Opinions
Une chronique de Cécile Verbeeren, prof de français dans une école secondaire d'Anderlecht.


Entendu ce matin à la radio : "La Belgique a un PIB de plus de 400 milliards d’euros et on voit que, dans les classements Pisa, nous ne sommes pas très bien classés, nous devons nous y mettre, sinon nos enfants seront des naufragés du numérique." Le numérique ? Dans la salle des professeurs, l’urgence qui existe derrière cette révolution ne semble pas inquiéter, comme si la menace était à mille lieues d’atteindre la forteresse de l’enseignement. Or, les scientifiques annoncent qu’à l’horizon 2030, le cerveau humain sera concurrencé par l’intelligence artificielle ! C’est dans treize ans. Il est grand temps que l’enseignement y apporte toute son attention, le risque annoncé étant de former des jeunes inadaptés aux besoins professionnels de la société. Et pourtant, en posant la question aux élèves des classes de 6e année en technique de qualification qui ont comme option le tourisme, la réponse est claire : le numérique ne remplacera jamais les rapports humains. "Vous ne vous rendez pas compte, Madame, les clients fréquenteront toujours les agences de voyage. Ce qu’ils aiment, c’est le contact humain, c’est pas la vitesse. Qui va leur raconter les petites anecdotes de voyage sur tel ou tel pays ? Pas les ordinateurs !"

L’intelligence artificielle n’est autre qu’un programme informatique particulier qui dépasse les capacités du cerveau humain, pas dans tous les domaines, mais en tout cas dans plusieurs. Le cerveau humain pourrait donc être remplacé, ce qui annonce une révolution radicale dans l’histoire de l’humanité. Celle-ci nous concerne tous pour peu que nous soyons capables de réfléchir et de penser. L’enseignement risque d’être englouti par cette vague… car les ordinateurs s’annoncent des milliers de fois plus puissants que les cerveaux des élèves, si bien préparés qu’ils soient, et beaucoup moins chers.

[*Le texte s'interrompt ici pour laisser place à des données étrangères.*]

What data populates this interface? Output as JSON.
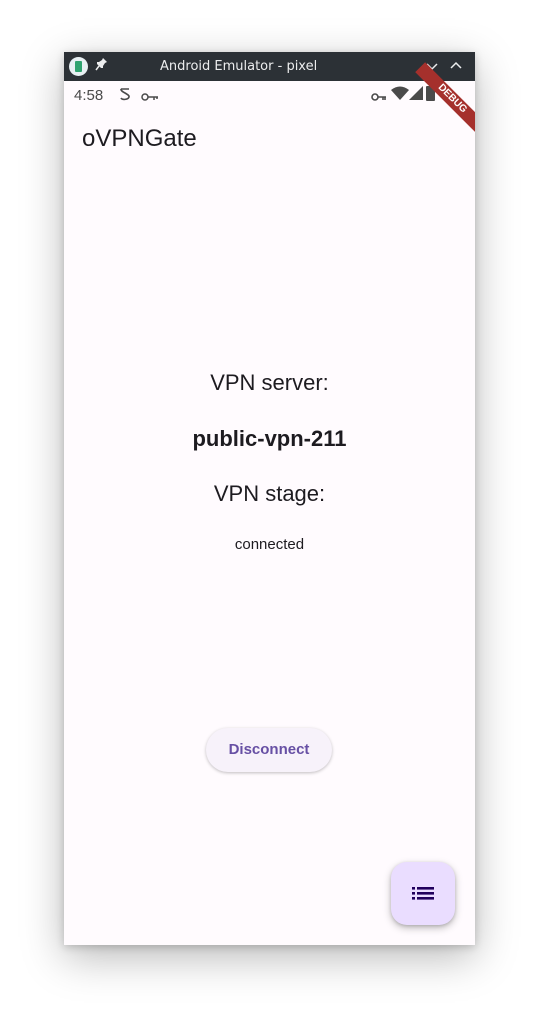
{
  "window": {
    "title": "Android Emulator - pixel"
  },
  "status_bar": {
    "time": "4:58"
  },
  "debug_banner": "DEBUG",
  "app_bar": {
    "title": "oVPNGate"
  },
  "main": {
    "server_label": "VPN server:",
    "server_value": "public-vpn-211",
    "stage_label": "VPN stage:",
    "stage_value": "connected",
    "disconnect_label": "Disconnect"
  },
  "colors": {
    "titlebar_bg": "#2c3136",
    "app_bg": "#fffbfe",
    "primary": "#6750a4",
    "fab_bg": "#eaddff",
    "debug_banner": "#a5302c"
  },
  "icons": {
    "fab": "list-icon"
  }
}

Dès lors, comment remodeler la formation de nos jeunes ? D’après les scientifiques, selon un postulat bien précis : l’apprentissage transmis aux jeunes devrait être un complément et non un substitut à l’intelligence superficielle. "Même si on est né avec le numérique, qu’on est accro, on aime bien quand on est obligé de le mettre de côté. On a besoin de contacts humains, de sociabiliser. Sinon l’humanité meurt." (sic)

L’école doit continuer à aller là où l’intelligence artificielle ne dépasse pas le cerveau humain. L’idée est d’éviter les apprentissages trop techniques. Il s’agit de redécouvrir les humanités et développer toujours plus l’esprit critique. Ce qui touche au fondamental redevient le défi de l’école : tisser les liens, non seulement au niveau des connaissances, mais aussi au niveau des relations humaines, des cultures qui constituent chacun, de leur histoire et de l’Histoire. "Nous, ce qu’on aime, c’est venir à l’école pour les contacts humains ! À la maison, on est tout le temps derrière l’écran, on n’a pas envie de ça à l’école."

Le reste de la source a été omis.